3:53 AM, January 12, 2006  
Blogger Dr O2 said...

it is nice taht we humen have got this memory thing where we remember all these fine moments of joy. & yet sad how we notice the people we have come to lose in our short life & there are more to come...

another master piece by the fantastic Jarvenpa.

6:55 AM, January 12, 2006  
Blogger nyx said...

beautiful post dear, you are such a good writer.

10:21 AM, January 12, 2006  
Blogger Marly Youmans said...

Are you sure this isn't a short story waiting to happen?

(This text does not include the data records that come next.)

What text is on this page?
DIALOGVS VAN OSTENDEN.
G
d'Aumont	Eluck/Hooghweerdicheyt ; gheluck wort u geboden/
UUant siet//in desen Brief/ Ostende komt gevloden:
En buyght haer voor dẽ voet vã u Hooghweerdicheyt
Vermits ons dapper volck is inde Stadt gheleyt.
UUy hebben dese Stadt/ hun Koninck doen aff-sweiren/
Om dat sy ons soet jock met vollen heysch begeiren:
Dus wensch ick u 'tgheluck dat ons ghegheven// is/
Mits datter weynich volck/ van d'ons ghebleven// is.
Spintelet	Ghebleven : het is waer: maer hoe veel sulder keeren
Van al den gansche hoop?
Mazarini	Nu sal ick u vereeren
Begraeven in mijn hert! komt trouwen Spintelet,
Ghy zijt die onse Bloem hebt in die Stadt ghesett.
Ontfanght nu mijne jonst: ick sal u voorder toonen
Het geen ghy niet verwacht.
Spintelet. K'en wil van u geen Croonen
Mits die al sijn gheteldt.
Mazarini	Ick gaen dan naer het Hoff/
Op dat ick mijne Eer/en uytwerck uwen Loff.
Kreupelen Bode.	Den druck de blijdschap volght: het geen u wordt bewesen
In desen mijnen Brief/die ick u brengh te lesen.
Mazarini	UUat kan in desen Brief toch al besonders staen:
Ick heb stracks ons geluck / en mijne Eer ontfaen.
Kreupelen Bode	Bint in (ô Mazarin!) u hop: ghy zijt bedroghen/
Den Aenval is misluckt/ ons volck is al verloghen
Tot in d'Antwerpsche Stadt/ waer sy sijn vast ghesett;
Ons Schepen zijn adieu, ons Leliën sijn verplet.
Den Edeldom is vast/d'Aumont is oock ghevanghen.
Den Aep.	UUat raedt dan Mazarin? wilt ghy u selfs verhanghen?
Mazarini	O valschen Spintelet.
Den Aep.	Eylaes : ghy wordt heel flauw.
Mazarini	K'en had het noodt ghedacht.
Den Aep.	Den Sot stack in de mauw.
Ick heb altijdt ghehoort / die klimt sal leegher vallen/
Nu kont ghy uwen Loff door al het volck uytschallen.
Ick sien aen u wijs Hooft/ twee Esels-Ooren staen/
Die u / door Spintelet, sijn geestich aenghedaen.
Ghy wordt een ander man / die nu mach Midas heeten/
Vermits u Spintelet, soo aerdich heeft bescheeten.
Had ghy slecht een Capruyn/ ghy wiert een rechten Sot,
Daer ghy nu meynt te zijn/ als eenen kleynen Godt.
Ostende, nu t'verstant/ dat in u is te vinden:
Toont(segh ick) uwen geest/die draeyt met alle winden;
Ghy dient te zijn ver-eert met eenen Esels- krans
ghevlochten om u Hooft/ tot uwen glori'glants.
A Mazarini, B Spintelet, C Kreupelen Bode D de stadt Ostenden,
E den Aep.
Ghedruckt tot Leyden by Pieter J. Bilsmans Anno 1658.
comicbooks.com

I'm cautious about posting things I might use...

And I just wonder. You don't want to be "done" with them before they're fully born.

Just a thought!

12:17 PM, January 12, 2006  
Blogger jarvenpa said...

thank you all for your thoughts and comments.
marlyat2-you have a point, but actually my blog serves me as sort of a pre-quilt scrap bag. I am primarily a poet (though journalism, editing, and the writing of various odd essays and columns have at crucial moments put food on the table). Perhaps because poetry is my first love and what I take most seriously in writing, I have treated most of my other writings--including this new experiment in blogging--as in a sense ephemeral.
This--this blogging, this contact across countries and cultures--is a new thing for me, and, I must say, a very sweet thing.
I'm not worrying about what it may or may not do to the rest of my work...

11:23 PM, January 12, 2006  
Blogger anahita said...

This post is so beautiful.
it makes me think of Barbara Kingsolver's books that I love so much.

7:24 AM, January 13, 2006  
Blogger Frank said...

I do feel the nostalgic feeling you have toward your childhood friend.I sometimes have the same feeling toward my childhood too.

11:19 AM, January 13, 2006  
Blogger Marly Youmans said...

Oh, that's all right, then, if you're not turning them (or most of them) into stories. And poetry is the higher art, after all.

And yes, you have an interesting and loyal "circle" of readers...

8:53 PM, January 13, 2006  
Blogger David said...

I used to catch fireflies as a child in Alabama. I too put them in a jar sometimes. It seemed there was something magical about their bright yellow orange signals, and I would stare at them, as they winked on and off, for long minutes at a time trying to fathom the source of such a wonder.

Your story of David has touched me and aroused my curiosity. Why did he wear braces on his leg, and if you don't mind my asking, how did he pass?

8:18 PM, January 15, 2006  
Blogger jarvenpa said...

David, it is interesting that you remember the glow as orange; in Japan, where I was, it was definitely a sort of greeny-yellow (or at least I remember it that way). My little friend had had polio, which was why he had to have braces and crutches. As to how he died, I never really found out (by the time I recalled all this my parents had died--my mother would have been able to tell me, I think). I never thought of him as delicate or sick, despite those crutches. Because of the time he'd spent in hospitals he wanted to be a doctor when he grew up.
I often think of people who have touched my life deeply, even when they passed through it too quickly.

8:47 PM, January 15, 2006  
Blogger Spyder said...

Memories, they are a wonderful thing.
I can not find the words to express my feelings about this post. safe to say though, I admire your work.
Thank-you.

12:52 AM, January 16, 2006  
Blogger LiVEwiRe said...

Those are the things the sweetest memories are made of. They stay in your heart. I'm so sorry to hear of your loss.